Una vez acabado el periodo estival de vacaciones, comienza un nuevo tiempo de trabajo. El verano de 2007 marcó el inicio de la escalada de precios de los alimentos básicos como el pan y todos los derivados de los cereales y las frutas y verduras. Por entonces no eran muchos los que se atrevían a hablar de crisis aunque sí era bastante evidente que la cosa no iba bien.
Se vaticinaba un periodo de desaceleración marcado por una ligera reducción del consumo interno, mientras que en el plano internacional la crisis de las “hipotecas basura” amenazaba al mercado financiero americano, algo que ningún analista consideraba que fuese a afectar muy directamente a las economías europeas.
Sin embargo, y por desgracia, el tiempo ha dado la razón a los más pesimistas. El brusco frenazo del sector de la construcción, el aumento del paro, la subida de las hipotecas, el aumento del precio de los alimentos y la reducción del índice de confianza del consumidor dibujan un panorama económico sombrío, sobre todo para el sector de la distribución. Los últimos datos publicados por el Instituto Nacional de Estadística (INE) confirman una reducción en las ventas del mercado minorista que en el mes de julio ha sido del 4,8% a precios constantes (eliminando el efecto precios) con respecto al mismo mes de 2007, con lo que se encadenan 5 meses de descensos consecutivos. Los productos de alimentación disminuyen un 1,2% mientras que los no alimenticios lo hacen en un 7,0%. El informe también revela que las grandes cadenas, es decir, aquellas empresas que tienen más de 25 locales y cuentan con más de 50 asalariados, son las únicas que presentan una evolución interanual positiva, con un incremento de ventas del 0,9%.
Otro dato que no ayuda al optimismo es el descenso en el empleo en los comercios en el mes de julio, el primero que se produce desde que se utiliza la actual metodología estadística (2005) y también el primero desde 1999, cuando cayó un 0,3% con otro método de análisis.
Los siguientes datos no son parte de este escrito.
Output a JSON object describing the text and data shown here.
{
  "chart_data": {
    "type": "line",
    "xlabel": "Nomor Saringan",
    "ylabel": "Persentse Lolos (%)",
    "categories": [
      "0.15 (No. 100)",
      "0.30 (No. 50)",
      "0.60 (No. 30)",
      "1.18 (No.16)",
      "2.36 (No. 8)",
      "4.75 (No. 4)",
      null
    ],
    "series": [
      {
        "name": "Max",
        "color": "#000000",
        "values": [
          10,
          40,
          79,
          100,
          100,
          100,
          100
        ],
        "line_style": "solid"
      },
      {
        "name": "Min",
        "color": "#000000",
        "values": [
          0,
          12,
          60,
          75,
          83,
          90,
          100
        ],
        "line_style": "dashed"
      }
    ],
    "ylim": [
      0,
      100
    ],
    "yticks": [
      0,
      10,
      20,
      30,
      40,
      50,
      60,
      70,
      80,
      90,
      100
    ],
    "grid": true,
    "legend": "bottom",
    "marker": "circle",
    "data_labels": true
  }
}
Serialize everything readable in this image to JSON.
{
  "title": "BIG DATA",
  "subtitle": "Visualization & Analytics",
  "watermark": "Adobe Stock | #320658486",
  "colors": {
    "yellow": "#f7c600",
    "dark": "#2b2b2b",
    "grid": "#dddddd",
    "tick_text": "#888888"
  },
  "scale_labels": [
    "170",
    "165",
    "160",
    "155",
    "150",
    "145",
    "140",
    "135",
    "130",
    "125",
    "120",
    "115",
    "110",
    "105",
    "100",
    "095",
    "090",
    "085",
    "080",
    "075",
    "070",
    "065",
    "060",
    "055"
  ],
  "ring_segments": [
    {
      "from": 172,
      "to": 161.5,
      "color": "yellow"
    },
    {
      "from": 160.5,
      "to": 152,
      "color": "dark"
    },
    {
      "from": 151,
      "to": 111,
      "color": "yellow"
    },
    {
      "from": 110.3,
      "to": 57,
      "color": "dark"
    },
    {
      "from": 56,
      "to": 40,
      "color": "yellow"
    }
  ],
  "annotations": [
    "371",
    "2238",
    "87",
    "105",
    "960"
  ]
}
En este caso el descenso ha sido del 0,1%. Las pequeñas cadenas y las empresas con un solo local han sido las más afectadas por el descenso del empleo, con caídas del 2,4% y el 0,4%, respectivamente. Por su parte, las grandes cadenas y las grandes superficies presentaron tasas de variación positivas, al registrar crecimientos del 3,2% y 1,3%, respectivamente.
Ante esta situación, es el momento de empezar a mover ficha. Alguno de los grandes ya lo ha hecho, como es el caso de Auchan, que a través de su filial Sabeco se ha hecho con la totalidad del grupo aragonés Galerías Primero, con lo que se sitúa como líder en esta región. El otro gigante francés de la distribución alimentaria, Carrefour, también inicia este nuevo periodo de trabajo con cambios, dando el impulso definitivo a su línea de establecimientos de proximidad con la compra de siete locales de Comercial Superma, que pasarán a formar parte de la enseña Carrefour City.
En cuanto a los operadores nacionales, todo el mundo afirma que su futuro pasa por iniciar planes de expansión internacional. En este sentido, El Corte Inglés, que ha presentado sus cuentas anuales con un incremento del 4,7% que sitúa la facturación del grupo en los 17.898 millones de euros, ha anunciado un tímido proceso de aperturas en Portugal, mientras mantiene abierta su línea de expansión hacia Italia. El otro de los grandes en España, Mercadona, se encuentra envuelto en continuos rumores de compra de empresas en el extranjero, tras su anuncio de salida al exterior a través de la compra de una compañía, situación que debería producirse antes de 2010.
En cualquier caso, nos espera un periodo de intenso trabajo y de cambios obligados para hacer frente de la mejor manera posible a la situación actual, buscando además, salir fortalecidos de la misma. Una tarea nada sencilla.